すると半透明な人々が次々と巻き戻るように現れて消えていく。
「――ここですね」
半透明な人物が兄とスミレ嬢だと判断すると動きがゆっくりになる。
半透明のスミレ嬢は周りを見渡して自分から池に飛び込んでいく。そして、それを半透明な兄が気づいて助け出す。
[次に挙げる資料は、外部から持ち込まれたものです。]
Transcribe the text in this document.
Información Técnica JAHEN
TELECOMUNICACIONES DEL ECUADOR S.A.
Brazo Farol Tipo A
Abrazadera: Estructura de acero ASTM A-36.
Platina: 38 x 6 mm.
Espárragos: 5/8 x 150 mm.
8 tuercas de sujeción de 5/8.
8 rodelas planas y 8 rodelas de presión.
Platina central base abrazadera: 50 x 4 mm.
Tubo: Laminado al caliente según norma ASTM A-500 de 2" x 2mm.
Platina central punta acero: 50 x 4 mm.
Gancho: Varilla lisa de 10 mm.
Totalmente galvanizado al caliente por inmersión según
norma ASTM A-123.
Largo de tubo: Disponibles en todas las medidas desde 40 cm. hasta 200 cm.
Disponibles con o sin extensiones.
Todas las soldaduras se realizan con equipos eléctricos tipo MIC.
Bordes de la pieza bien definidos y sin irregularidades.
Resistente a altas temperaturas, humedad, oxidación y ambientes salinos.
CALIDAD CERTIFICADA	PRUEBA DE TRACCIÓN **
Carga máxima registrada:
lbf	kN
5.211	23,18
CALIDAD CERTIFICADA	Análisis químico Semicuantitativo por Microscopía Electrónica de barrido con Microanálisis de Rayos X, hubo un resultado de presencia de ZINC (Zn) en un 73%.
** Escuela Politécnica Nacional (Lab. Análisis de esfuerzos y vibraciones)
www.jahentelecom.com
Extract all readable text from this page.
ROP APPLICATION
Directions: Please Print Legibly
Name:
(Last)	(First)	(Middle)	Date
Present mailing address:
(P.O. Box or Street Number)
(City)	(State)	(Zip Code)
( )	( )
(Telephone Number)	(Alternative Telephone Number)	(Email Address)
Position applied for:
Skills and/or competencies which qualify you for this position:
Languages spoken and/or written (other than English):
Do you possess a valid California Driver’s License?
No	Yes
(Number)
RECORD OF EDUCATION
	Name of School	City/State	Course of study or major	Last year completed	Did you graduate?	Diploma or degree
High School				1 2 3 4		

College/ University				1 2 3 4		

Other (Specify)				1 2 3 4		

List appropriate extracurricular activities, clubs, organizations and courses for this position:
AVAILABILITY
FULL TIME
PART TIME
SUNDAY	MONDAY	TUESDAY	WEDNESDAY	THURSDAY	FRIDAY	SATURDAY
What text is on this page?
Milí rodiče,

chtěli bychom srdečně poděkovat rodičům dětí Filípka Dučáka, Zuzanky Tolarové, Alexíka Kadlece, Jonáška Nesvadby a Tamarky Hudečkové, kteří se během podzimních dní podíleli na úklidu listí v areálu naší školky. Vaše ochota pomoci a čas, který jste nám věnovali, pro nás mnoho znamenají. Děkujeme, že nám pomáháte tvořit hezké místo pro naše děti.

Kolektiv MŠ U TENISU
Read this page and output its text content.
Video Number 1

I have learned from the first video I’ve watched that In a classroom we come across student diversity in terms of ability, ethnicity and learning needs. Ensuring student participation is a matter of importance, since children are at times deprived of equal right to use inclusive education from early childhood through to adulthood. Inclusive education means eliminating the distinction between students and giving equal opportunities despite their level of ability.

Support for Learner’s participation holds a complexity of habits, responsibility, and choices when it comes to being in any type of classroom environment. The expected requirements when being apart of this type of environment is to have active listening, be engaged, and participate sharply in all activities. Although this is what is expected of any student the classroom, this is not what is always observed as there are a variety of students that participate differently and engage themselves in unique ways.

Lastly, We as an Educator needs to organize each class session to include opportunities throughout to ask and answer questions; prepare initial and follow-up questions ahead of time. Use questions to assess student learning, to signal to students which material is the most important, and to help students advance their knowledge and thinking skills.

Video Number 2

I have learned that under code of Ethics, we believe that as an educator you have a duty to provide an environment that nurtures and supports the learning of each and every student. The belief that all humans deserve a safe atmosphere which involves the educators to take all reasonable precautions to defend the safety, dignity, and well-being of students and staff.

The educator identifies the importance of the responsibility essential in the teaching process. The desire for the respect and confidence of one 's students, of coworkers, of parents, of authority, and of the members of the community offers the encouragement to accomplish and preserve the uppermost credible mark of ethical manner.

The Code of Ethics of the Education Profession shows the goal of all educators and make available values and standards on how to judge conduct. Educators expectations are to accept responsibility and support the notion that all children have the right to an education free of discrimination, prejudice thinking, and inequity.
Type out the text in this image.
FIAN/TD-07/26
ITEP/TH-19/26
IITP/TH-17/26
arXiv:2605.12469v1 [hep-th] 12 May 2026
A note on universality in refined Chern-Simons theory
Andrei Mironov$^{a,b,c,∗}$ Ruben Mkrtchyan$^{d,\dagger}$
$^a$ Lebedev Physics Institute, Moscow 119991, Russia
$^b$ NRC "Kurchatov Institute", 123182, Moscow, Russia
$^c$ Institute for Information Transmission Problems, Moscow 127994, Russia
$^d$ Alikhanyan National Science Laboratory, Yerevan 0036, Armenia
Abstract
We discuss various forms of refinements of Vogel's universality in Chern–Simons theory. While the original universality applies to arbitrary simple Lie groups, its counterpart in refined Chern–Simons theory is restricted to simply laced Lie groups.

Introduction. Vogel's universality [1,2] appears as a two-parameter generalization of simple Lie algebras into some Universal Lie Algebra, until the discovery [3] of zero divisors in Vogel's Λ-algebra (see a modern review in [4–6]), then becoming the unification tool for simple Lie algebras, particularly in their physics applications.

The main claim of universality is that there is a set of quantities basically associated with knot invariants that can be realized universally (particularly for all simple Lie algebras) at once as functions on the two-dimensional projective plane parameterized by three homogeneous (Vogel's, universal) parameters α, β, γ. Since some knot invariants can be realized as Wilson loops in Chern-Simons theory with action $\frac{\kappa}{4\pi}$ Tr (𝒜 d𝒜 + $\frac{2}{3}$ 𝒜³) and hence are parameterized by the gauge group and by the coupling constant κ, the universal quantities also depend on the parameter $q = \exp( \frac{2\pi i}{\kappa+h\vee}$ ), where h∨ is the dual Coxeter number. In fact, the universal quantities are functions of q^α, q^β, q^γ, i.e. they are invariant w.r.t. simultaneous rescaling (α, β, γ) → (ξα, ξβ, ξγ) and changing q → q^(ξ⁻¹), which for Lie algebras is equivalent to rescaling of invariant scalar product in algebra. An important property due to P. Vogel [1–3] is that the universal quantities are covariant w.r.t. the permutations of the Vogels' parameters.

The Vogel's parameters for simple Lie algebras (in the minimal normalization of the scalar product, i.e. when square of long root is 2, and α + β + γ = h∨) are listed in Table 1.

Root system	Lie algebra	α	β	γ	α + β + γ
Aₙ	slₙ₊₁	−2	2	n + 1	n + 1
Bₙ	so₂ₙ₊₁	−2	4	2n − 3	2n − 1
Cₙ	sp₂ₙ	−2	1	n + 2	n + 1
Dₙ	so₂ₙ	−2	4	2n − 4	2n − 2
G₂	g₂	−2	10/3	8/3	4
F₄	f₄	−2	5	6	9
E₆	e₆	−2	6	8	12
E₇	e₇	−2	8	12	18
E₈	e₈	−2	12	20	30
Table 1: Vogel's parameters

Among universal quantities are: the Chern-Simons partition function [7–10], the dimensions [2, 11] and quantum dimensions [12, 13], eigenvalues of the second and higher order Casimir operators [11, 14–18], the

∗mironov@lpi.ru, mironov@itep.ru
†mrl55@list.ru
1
「クロノの特殊能力はその場所に向かえば過去の光景を再現できるというもので、それによって今までの間違っていた歴史書がどれだけ修正できたことか」
彼の偉業無くては成しえなかっただろうと告げると、
「さて、次の場所はどこですか?」
と二人に向かって微笑んで尋ねた。
ことごとく、彼女の自作自演。そして、スミレ嬢を妻にしたい兄のくだらない企みだと言うのが証明されたのは言うまでもなかった。
そして、王太子は兄ではなく僕になったと言うことも。
かつて彼によって歴史上で尊敬していた先祖の偉業が実は側近の手柄を横取りしたものだと知らされた僕は彼の能力であっさり解決したことを知りつつも疎まれている理由もはっきりわかってしまい苦笑するしかなかった。
ちなみに後日兄に婚約破棄されたルーティア嬢がクロノに求婚して結婚する事になるのだが、そんな事はまだ知らない。